I’ve been meditating a lot lately on what makes a dance studio really great. How does one studio feel so cold and another feel warm and inviting? How does one studio instill a sense of confidence and professionalism while another seems disorganized or even chaotic? How does one look and feel eclectic and colorful, yet professional, when another looks bland or slapped together? In my research, here are some of the top considerations for creating the ideal atmosphere:

Look and Feel

First impressions matter, and how your studio looks will be the first taste any student or guest will get of your overall vibe. Aside from general cleanliness and order, aesthetically speaking, a studio that is a reflection of the people that come in its doors will feel like home to everyone. Trying to “theme” a studio doesn’t usually have a positive effect. People can sniff out what is genuine and what is a facade.  Thinking about what you love in your home–colors, textures, decor–and applying it thoughtfully to your studio will naturally help people feel as if they are being welcomed into your personal space.
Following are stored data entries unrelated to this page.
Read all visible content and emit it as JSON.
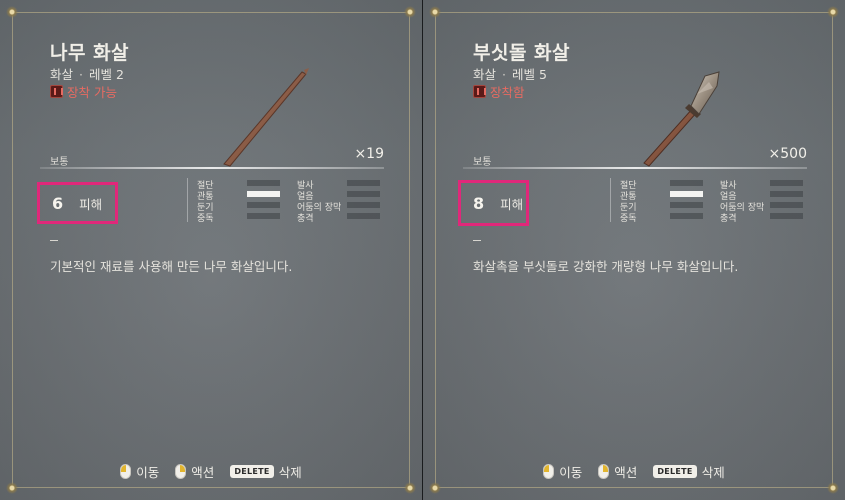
{
  "panels": [
    {
      "title": "나무 화살",
      "category": "화살",
      "level": "레벨 2",
      "equip_status": "장착 가능",
      "rarity": "보통",
      "count": "×19",
      "damage_value": "6",
      "damage_label": "피해",
      "stats_left": [
        "절단",
        "관통",
        "둔기",
        "중독"
      ],
      "stats_right": [
        "발사",
        "얼음",
        "어둠의 장막",
        "충격"
      ],
      "stat_levels_left": [
        0,
        1,
        0,
        0
      ],
      "stat_levels_right": [
        0,
        0,
        0,
        0
      ],
      "description": "기본적인 재료를 사용해 만든 나무 화살입니다."
    },
    {
      "title": "부싯돌 화살",
      "category": "화살",
      "level": "레벨 5",
      "equip_status": "장착함",
      "rarity": "보통",
      "count": "×500",
      "damage_value": "8",
      "damage_label": "피해",
      "stats_left": [
        "절단",
        "관통",
        "둔기",
        "중독"
      ],
      "stats_right": [
        "발사",
        "얼음",
        "어둠의 장막",
        "충격"
      ],
      "stat_levels_left": [
        0,
        1,
        0,
        0
      ],
      "stat_levels_right": [
        0,
        0,
        0,
        0
      ],
      "description": "화살촉을 부싯돌로 강화한 개량형 나무 화살입니다."
    }
  ],
  "footer": {
    "move_label": "이동",
    "action_label": "액션",
    "delete_key": "DELETE",
    "delete_label": "삭제"
  },
  "colors": {
    "highlight_box": "#e0287a",
    "equip_text": "#e66b62"
  }
}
Be authentic to yourself, and your students will feel safe to be themselves in your studio.

The Face of Your Business

If you have employees or student-helpers, be mindful of whom you trust to represent you and your business to your students, clients, and guests. Whether you are present or not, the experience the students have with your staff is a reflection on you personally. You should be confident that anyone you enlist to help will treat your students with the same amount of kindness and professionalism you yourself would offer.

Organization

Having thoughtful systems in place to streamline the process of registration, check-in, and payment is vital not just for a positive student impression, but also for the sanity of your staff. For some students, your web page or payment gateways online will be their first impression of your business, even before they walk in your doors. They should get a sense of your character from these front-facing systems, in imagery and administration. Adult learners in particular are often snagging moments in an incredibly busy day, between work and family obligations, to research the studio they want to spend their time in. If it takes too long to get the information they need, or their ability to pay quickly is slowed by outdated or confusing gateways, they may walk away before they ever get a chance to come to your welcoming studio and see your friendly smile.

A Sense of Belonging

This aspect is difficult to express, but even if all other elements come together in harmony, if you can’t foster a sense of belonging, you will see frequent student turnover that will not only hurt your bottom line, but it will have a cascading effect on current and future comers as well. Keep firmly in mind that your students aren’t just bodies coming and going, they are people with complex needs and distractions. When they come to your space to dance, for many it is one rare and beautiful moment to let the stresses of life slip away so they can focus on their own well-being. Having an inviting space, welcoming staff, and seamless organizational systems all work in tandem to make it easy for a student to want to come to a studio, but it is a greater sense of belonging which may inspire them to stay. This is fostered on many fronts, but the key components are respect and safety.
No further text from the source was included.